I remember Mr Wallace in an earlier political guise. In 1999, he was elected as a Conservative member of the Scottish Parliament, for the north-east region.
Serving just one term, I recall him as able and affable, if slightly distracted on occasion. Transplanted to the Commons, he has bloomed.
A former soldier in the Scots Guards, it would appear he has not entirely shaken off those days in the officers’ mess.
Recorded in conversation with military personnel, he was overheard declaring that Putin had “gone full tonto”.
But that was not enough. He pursued his theme warmly, as his military audience sat, transfixed and uncomfortable.
His old regiment, he said, had “kicked the backside” of Tsar Nicholas I in the Crimean conflict in 1853 – “and we can always do it again”.
For pity’s sake. What next?
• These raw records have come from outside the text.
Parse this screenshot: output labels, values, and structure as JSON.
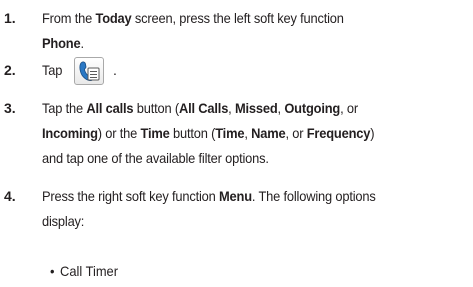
{
  "steps": [
    {
      "num": "1.",
      "pre": "From the ",
      "b1": "Today",
      "mid": " screen, press the left soft key function",
      "b2": "Phone",
      "post": "."
    },
    {
      "num": "2.",
      "pre": "Tap",
      "icon": "phone-call-log-icon",
      "post": "."
    },
    {
      "num": "3.",
      "t1": "Tap the ",
      "b1": "All calls",
      "t2": " button (",
      "b2": "All Calls",
      "t3": ", ",
      "b3": "Missed",
      "t4": ", ",
      "b4": "Outgoing",
      "t5": ", or",
      "b5": "Incoming",
      "t6": ") or the ",
      "b6": "Time",
      "t7": " button (",
      "b7": "Time",
      "t8": ", ",
      "b8": "Name",
      "t9": ", or ",
      "b9": "Frequency",
      "t10": ")",
      "t11": "and tap one of the available filter options."
    },
    {
      "num": "4.",
      "t1": "Press the right soft key function ",
      "b1": "Menu",
      "t2": ". The following options",
      "t3": "display:"
    }
  ],
  "bullets": [
    {
      "marker": "•",
      "text": "Call Timer"
    }
  ]
}
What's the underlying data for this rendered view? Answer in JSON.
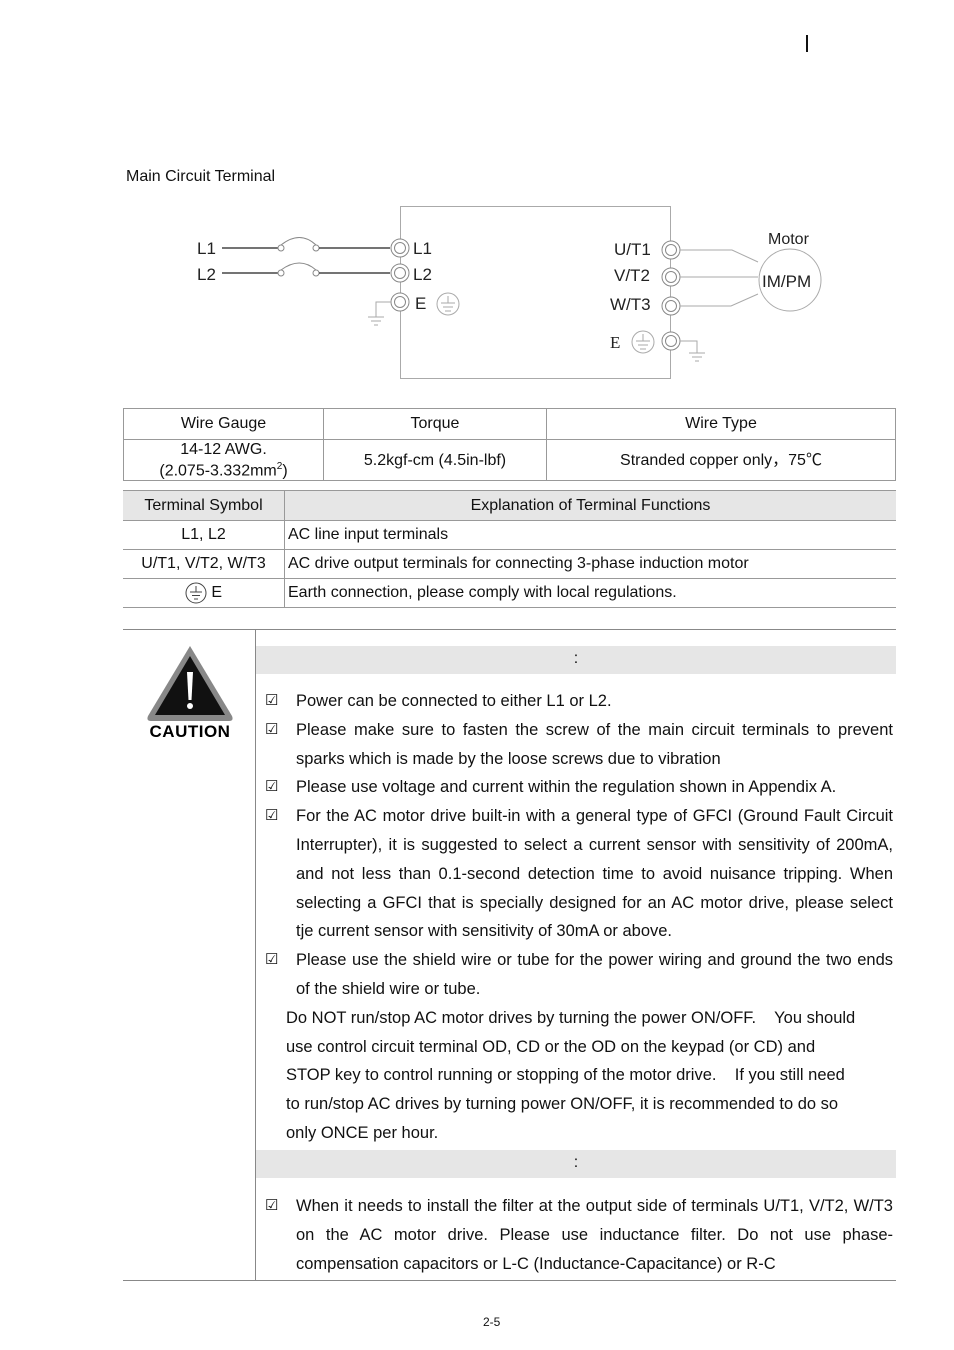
{
  "header": {
    "mark": "|"
  },
  "section_title": "Main Circuit Terminal",
  "diagram": {
    "input_labels": [
      "L1",
      "L2"
    ],
    "input_terminals": [
      "L1",
      "L2",
      "E"
    ],
    "output_terminals": [
      "U/T1",
      "V/T2",
      "W/T3",
      "E"
    ],
    "motor_label": "Motor",
    "motor_type": "IM/PM"
  },
  "spec_table": {
    "headers": [
      "Wire Gauge",
      "Torque",
      "Wire Type"
    ],
    "wire_gauge_line1": "14-12 AWG.",
    "wire_gauge_line2_pre": "(2.075-3.332mm",
    "wire_gauge_sup": "2",
    "wire_gauge_line2_post": ")",
    "torque": "5.2kgf-cm (4.5in-lbf)",
    "wire_type": "Stranded copper only，75℃"
  },
  "terminal_table": {
    "headers": [
      "Terminal Symbol",
      "Explanation of Terminal Functions"
    ],
    "rows": [
      {
        "symbol": "L1, L2",
        "explanation": "AC line input terminals"
      },
      {
        "symbol": "U/T1, V/T2, W/T3",
        "explanation": "AC drive output terminals for connecting 3-phase induction motor"
      },
      {
        "symbol": "E",
        "symbol_icon": "earth-ground-icon",
        "explanation": "Earth connection, please comply with local regulations."
      }
    ]
  },
  "caution": {
    "icon_label": "CAUTION",
    "section1_bar": ":",
    "section1_items": [
      "Power can be connected to either L1 or L2.",
      "Please make sure to fasten the screw of the main circuit terminals to prevent sparks which is made by the loose screws due to vibration",
      "Please use voltage and current within the regulation shown in Appendix A.",
      "For the AC motor drive built-in with a general type of GFCI (Ground Fault Circuit Interrupter), it is suggested to select a current sensor with sensitivity of 200mA, and not less than 0.1-second detection time to avoid nuisance tripping. When selecting a GFCI that is specially designed for an AC motor drive, please select tje current sensor with sensitivity of 30mA or above.",
      "Please use the shield wire or tube for the power wiring and ground the two ends of the shield wire or tube."
    ],
    "note_lines": [
      "Do NOT run/stop AC motor drives by turning the power ON/OFF.    You should",
      "use control circuit terminal OD, CD or the OD on the keypad (or CD) and",
      "STOP key to control running or stopping of the motor drive.    If you still need",
      "to run/stop AC drives by turning power ON/OFF, it is recommended to do so",
      "only ONCE per hour."
    ],
    "section2_bar": ":",
    "section2_items": [
      "When it needs to install the filter at the output side of terminals U/T1, V/T2, W/T3 on the AC motor drive. Please use inductance filter. Do not use phase-compensation capacitors or L-C (Inductance-Capacitance) or R-C"
    ],
    "check_glyph": "☑"
  },
  "footer": {
    "page_number": "2-5"
  }
}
Reach for a volume of Tennyson and recite The Charge of the Light Brigade?
It has presumably not escaped the attention of the Defence Secretary that we have, presently, no troops in this conflict. Nor do we intend that to change in the near future. Ludicrous jingoism is of limited assistance.
The world has altered since that earlier Crimean conflict. For one thing, we have a global economy: partly driven by corporate greed, partly by internet technology, and partly by an underlying desire to bind nations and peoples together.
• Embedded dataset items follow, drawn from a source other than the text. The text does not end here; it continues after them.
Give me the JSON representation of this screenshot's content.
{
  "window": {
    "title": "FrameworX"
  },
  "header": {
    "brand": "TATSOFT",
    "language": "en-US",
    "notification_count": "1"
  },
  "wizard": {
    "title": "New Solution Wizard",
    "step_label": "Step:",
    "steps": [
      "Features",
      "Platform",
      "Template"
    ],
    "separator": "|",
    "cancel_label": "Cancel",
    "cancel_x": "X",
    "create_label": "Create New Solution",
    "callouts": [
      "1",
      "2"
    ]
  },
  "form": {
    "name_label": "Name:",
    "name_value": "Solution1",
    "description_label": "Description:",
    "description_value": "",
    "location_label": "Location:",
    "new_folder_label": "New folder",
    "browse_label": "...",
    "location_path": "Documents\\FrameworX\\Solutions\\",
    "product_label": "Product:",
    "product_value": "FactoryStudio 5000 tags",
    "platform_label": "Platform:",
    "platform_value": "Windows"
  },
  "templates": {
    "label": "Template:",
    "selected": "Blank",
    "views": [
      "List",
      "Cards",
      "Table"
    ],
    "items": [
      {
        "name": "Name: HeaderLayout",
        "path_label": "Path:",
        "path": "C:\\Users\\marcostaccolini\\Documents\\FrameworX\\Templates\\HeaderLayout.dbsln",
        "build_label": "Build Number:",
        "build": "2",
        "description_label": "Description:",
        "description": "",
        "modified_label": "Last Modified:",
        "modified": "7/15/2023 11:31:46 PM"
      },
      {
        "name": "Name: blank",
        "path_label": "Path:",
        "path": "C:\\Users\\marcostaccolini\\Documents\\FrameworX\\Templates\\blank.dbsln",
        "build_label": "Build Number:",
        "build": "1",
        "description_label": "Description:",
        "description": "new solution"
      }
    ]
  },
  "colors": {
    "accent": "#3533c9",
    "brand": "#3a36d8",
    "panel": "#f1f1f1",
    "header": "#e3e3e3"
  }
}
That latter objective was, explicitly, a factor in founding what became the EU.
The Schuman Declaration of 1950 created the European Coal and Steel Community. The stated aim was that it would be “not merely unthinkable, but materially impossible” for Germany and France to go to war with each other again.
A global economy, then, enables sanctions to be applied. However, it also creates limits. The West proceeds with caution because damage inflicted upon Russia can swiftly rebound into collateral damage which affects Europe and the US.
Again, to underline, I understand. These are substantial and significant economic sanctions. However, perhaps we might cool the concomitant rhetoric as to what they are likely to achieve in the short term.
For now, we regard Russia – or, more precisely, the Russian leader – as an outcast. For example, Alex Salmond has suspended his show on RT (formerly Russia Today) “until peace is re-established”.
The UEFA Champions League final is to be moved from its intended venue in St Petersburg. No doubt to the regret of that stadium’s main sponsor, the Russian state energy company Gazprom.
At Holyrood, there was an impressive display of unity and solidarity in support of the troubled people of Ukraine. This in Edinburgh, Kyiv’s twin city.
Nicola Sturgeon declared that “unprovoked imperialist aggression” must not prevail. To which all assented. Trust me, I applaud and welcome those statements.
In Downing Street, meanwhile, the building’s façade is lit up in blue and yellow, Ukraine’s colours.
Let us hope it proves, ultimately, to be more than window dressing.